Published Thu, Jul 12, 2018 · 01:30 PM

[BRUSSELS]  US President Donald Trump said Thursday he was not sure Britons voted for the Brexit plan presented by Prime Minister Theresa May, which triggered a British Cabinet rebellion.

Mr Trump also shrugged off mass protests planned in Britain against his visit starting later Thursday and called the country "a pretty hot spot" over the Cabinet resignations.

"The people voted to break it up (Britain's ties with the EU)," Mr Trump told a press conference following a heated summit with NATO leaders.

"So I would imagine that's what they will do, but maybe they will take a little bit of a different route. I don't know (if) that is what they voted for."

Mrs May published later Thursday a long-awaited Brexit blueprint to restart talks with the EU, after facing down a revolt by eurosceptic ministers that could still unseat her.
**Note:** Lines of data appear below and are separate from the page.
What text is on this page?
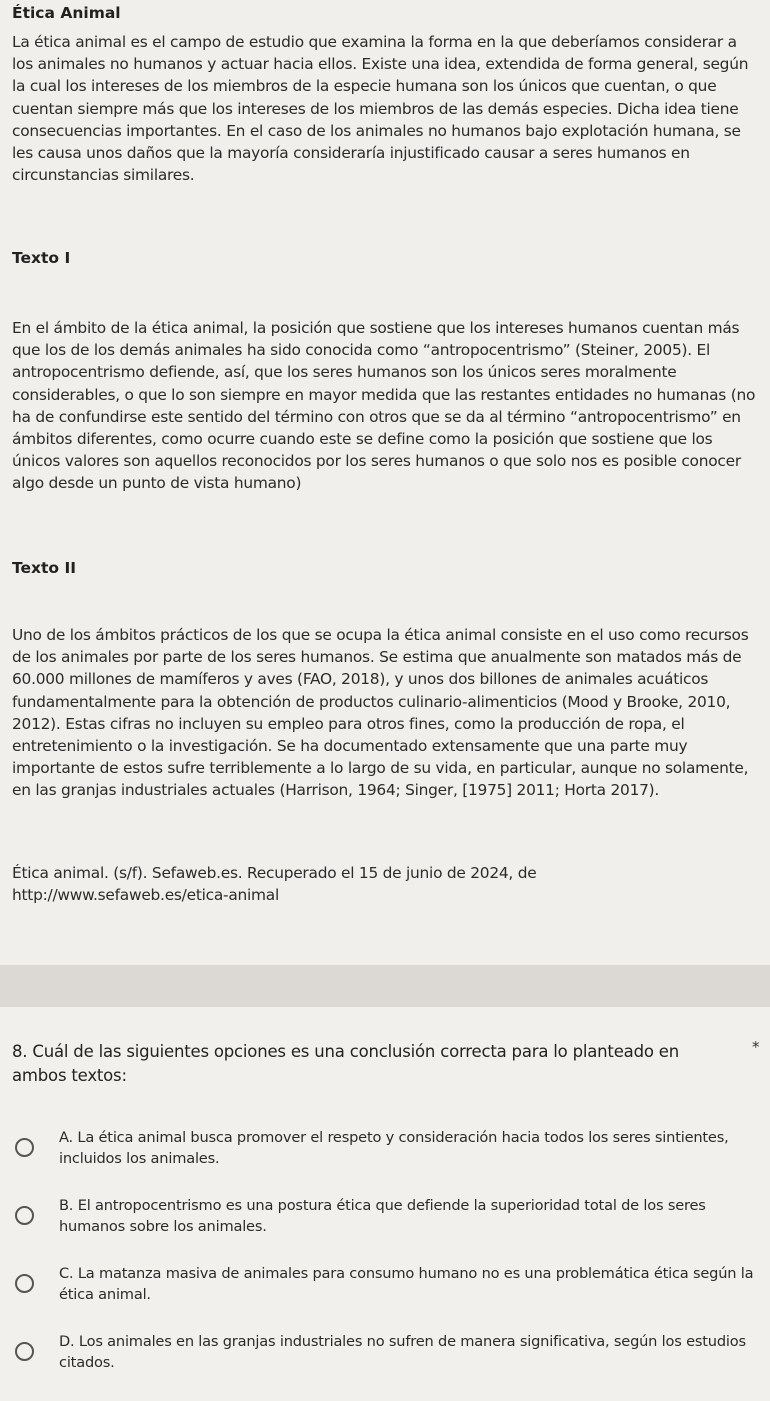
Ética Animal

La ética animal es el campo de estudio que examina la forma en la que deberíamos considerar a los animales no humanos y actuar hacia ellos. Existe una idea, extendida de forma general, según la cual los intereses de los miembros de la especie humana son los únicos que cuentan, o que cuentan siempre más que los intereses de los miembros de las demás especies. Dicha idea tiene consecuencias importantes. En el caso de los animales no humanos bajo explotación humana, se les causa unos daños que la mayoría consideraría injustificado causar a seres humanos en circunstancias similares.

Texto I

En el ámbito de la ética animal, la posición que sostiene que los intereses humanos cuentan más que los de los demás animales ha sido conocida como “antropocentrismo” (Steiner, 2005). El antropocentrismo defiende, así, que los seres humanos son los únicos seres moralmente considerables, o que lo son siempre en mayor medida que las restantes entidades no humanas (no ha de confundirse este sentido del término con otros que se da al término “antropocentrismo” en ámbitos diferentes, como ocurre cuando este se define como la posición que sostiene que los únicos valores son aquellos reconocidos por los seres humanos o que solo nos es posible conocer algo desde un punto de vista humano)

Texto II

Uno de los ámbitos prácticos de los que se ocupa la ética animal consiste en el uso como recursos de los animales por parte de los seres humanos. Se estima que anualmente son matados más de 60.000 millones de mamíferos y aves (FAO, 2018), y unos dos billones de animales acuáticos fundamentalmente para la obtención de productos culinario-alimenticios (Mood y Brooke, 2010, 2012). Estas cifras no incluyen su empleo para otros fines, como la producción de ropa, el entretenimiento o la investigación. Se ha documentado extensamente que una parte muy importante de estos sufre terriblemente a lo largo de su vida, en particular, aunque no solamente, en las granjas industriales actuales (Harrison, 1964; Singer, [1975] 2011; Horta 2017).

Ética animal. (s/f). Sefaweb.es. Recuperado el 15 de junio de 2024, de
http://www.sefaweb.es/etica-animal

8. Cuál de las siguientes opciones es una conclusión correcta para lo planteado en ambos textos:

*

A. La ética animal busca promover el respeto y consideración hacia todos los seres sintientes, incluidos los animales.

B. El antropocentrismo es una postura ética que defiende la superioridad total de los seres humanos sobre los animales.

C. La matanza masiva de animales para consumo humano no es una problemática ética según la ética animal.

D. Los animales en las granjas industriales no sufren de manera significativa, según los estudios citados.
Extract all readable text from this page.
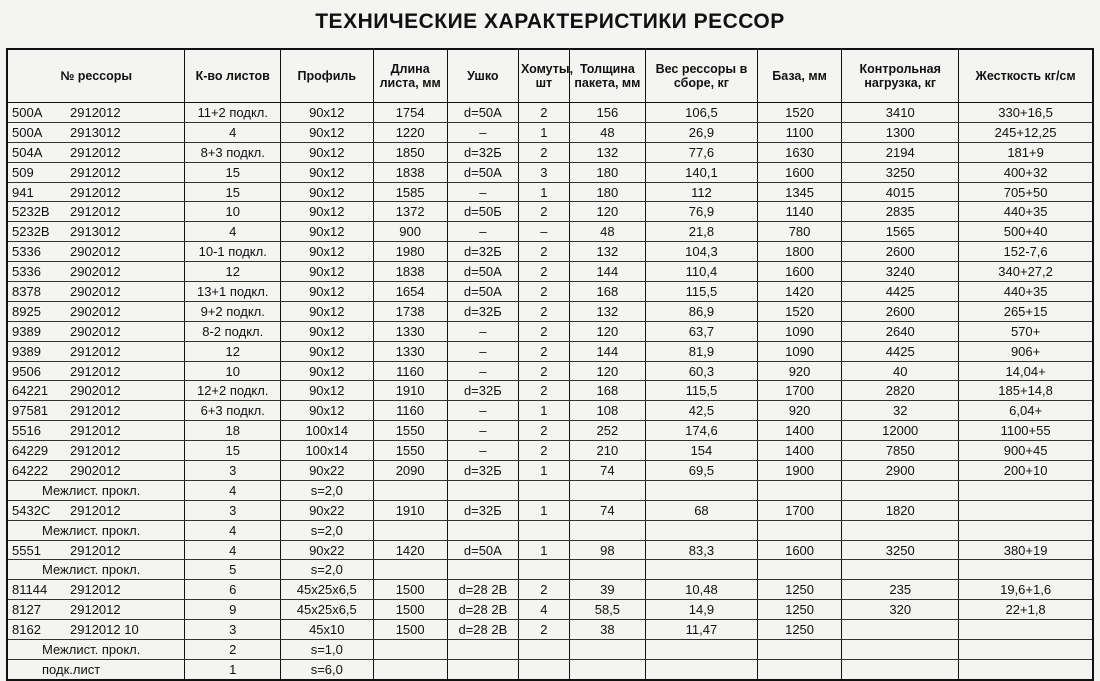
ТЕХНИЧЕСКИЕ ХАРАКТЕРИСТИКИ РЕССОР
№ рессоры	К-во листов	Профиль	Длина листа, мм	Ушко	Хомуты, шт	Толщина пакета, мм	Вес рессоры в сборе, кг	База, мм	Контрольная нагрузка, кг	Жесткость кг/см
500A 2912012	11+2 подкл.	90x12	1754	d=50A	2	156	106,5	1520	3410	330+16,5
500A 2913012	4	90x12	1220	–	1	48	26,9	1100	1300	245+12,25
504A 2912012	8+3 подкл.	90x12	1850	d=32Б	2	132	77,6	1630	2194	181+9
509 2912012	15	90x12	1838	d=50A	3	180	140,1	1600	3250	400+32
941 2912012	15	90x12	1585	–	1	180	112	1345	4015	705+50
5232B 2912012	10	90x12	1372	d=50Б	2	120	76,9	1140	2835	440+35
5232B 2913012	4	90x12	900	–	–	48	21,8	780	1565	500+40
5336 2902012	10-1 подкл.	90x12	1980	d=32Б	2	132	104,3	1800	2600	152-7,6
5336 2902012	12	90x12	1838	d=50A	2	144	110,4	1600	3240	340+27,2
8378 2902012	13+1 подкл.	90x12	1654	d=50A	2	168	115,5	1420	4425	440+35
8925 2902012	9+2 подкл.	90x12	1738	d=32Б	2	132	86,9	1520	2600	265+15
9389 2902012	8-2 подкл.	90x12	1330	–	2	120	63,7	1090	2640	570+
9389 2912012	12	90x12	1330	–	2	144	81,9	1090	4425	906+
9506 2912012	10	90x12	1160	–	2	120	60,3	920	40	14,04+
64221 2902012	12+2 подкл.	90x12	1910	d=32Б	2	168	115,5	1700	2820	185+14,8
97581 2912012	6+3 подкл.	90x12	1160	–	1	108	42,5	920	32	6,04+
5516 2912012	18	100x14	1550	–	2	252	174,6	1400	12000	1100+55
64229 2912012	15	100x14	1550	–	2	210	154	1400	7850	900+45
64222 2902012	3	90x22	2090	d=32Б	1	74	69,5	1900	2900	200+10
Межлист. прокл.	4	s=2,0								
5432C 2912012	3	90x22	1910	d=32Б	1	74	68	1700	1820	
Межлист. прокл.	4	s=2,0								
5551 2912012	4	90x22	1420	d=50A	1	98	83,3	1600	3250	380+19
Межлист. прокл.	5	s=2,0								
81144 2912012	6	45x25x6,5	1500	d=28 2В	2	39	10,48	1250	235	19,6+1,6
8127 2912012	9	45x25x6,5	1500	d=28 2В	4	58,5	14,9	1250	320	22+1,8
8162 2912012 10	3	45x10	1500	d=28 2В	2	38	11,47	1250		
Межлист. прокл.	2	s=1,0								
подк.лист	1	s=6,0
At the Nato summit, Mrs May told reporters her plan "was delivering on the vote of the British people."

The plan, published Thursday, foresees an overall "association agreement" with the EU encompassing different deals on different areas.

Britain and the EU would maintain a "common rulebook" for goods to ensure smooth trade including in agricultural, food and fisheries products.

In eliminating tariffs, quotas and rules of origin requirements, it would protect supply chains that criss-cross the EU and just-in-time processes vital to, for example, the automotive industry.

It would also avoid border checks between British Northern Ireland and EU member Ireland.

The plan has caused outrage among eurosceptic members of Mrs May's Conservative Party, and foreign minister Boris Johnson joined Brexit minister David Davis in dramatically quitting this week in protest.

Mr Trump put the spotlight on Mrs May's own political problems as he dismissed the planned protests against him.

"They like me a lot in the UK. I think they agree with me on immigration," he said.

"I think that's why Brexit happened," he said, noting that Britain was "a pretty hot spot right now with a lot of resignations".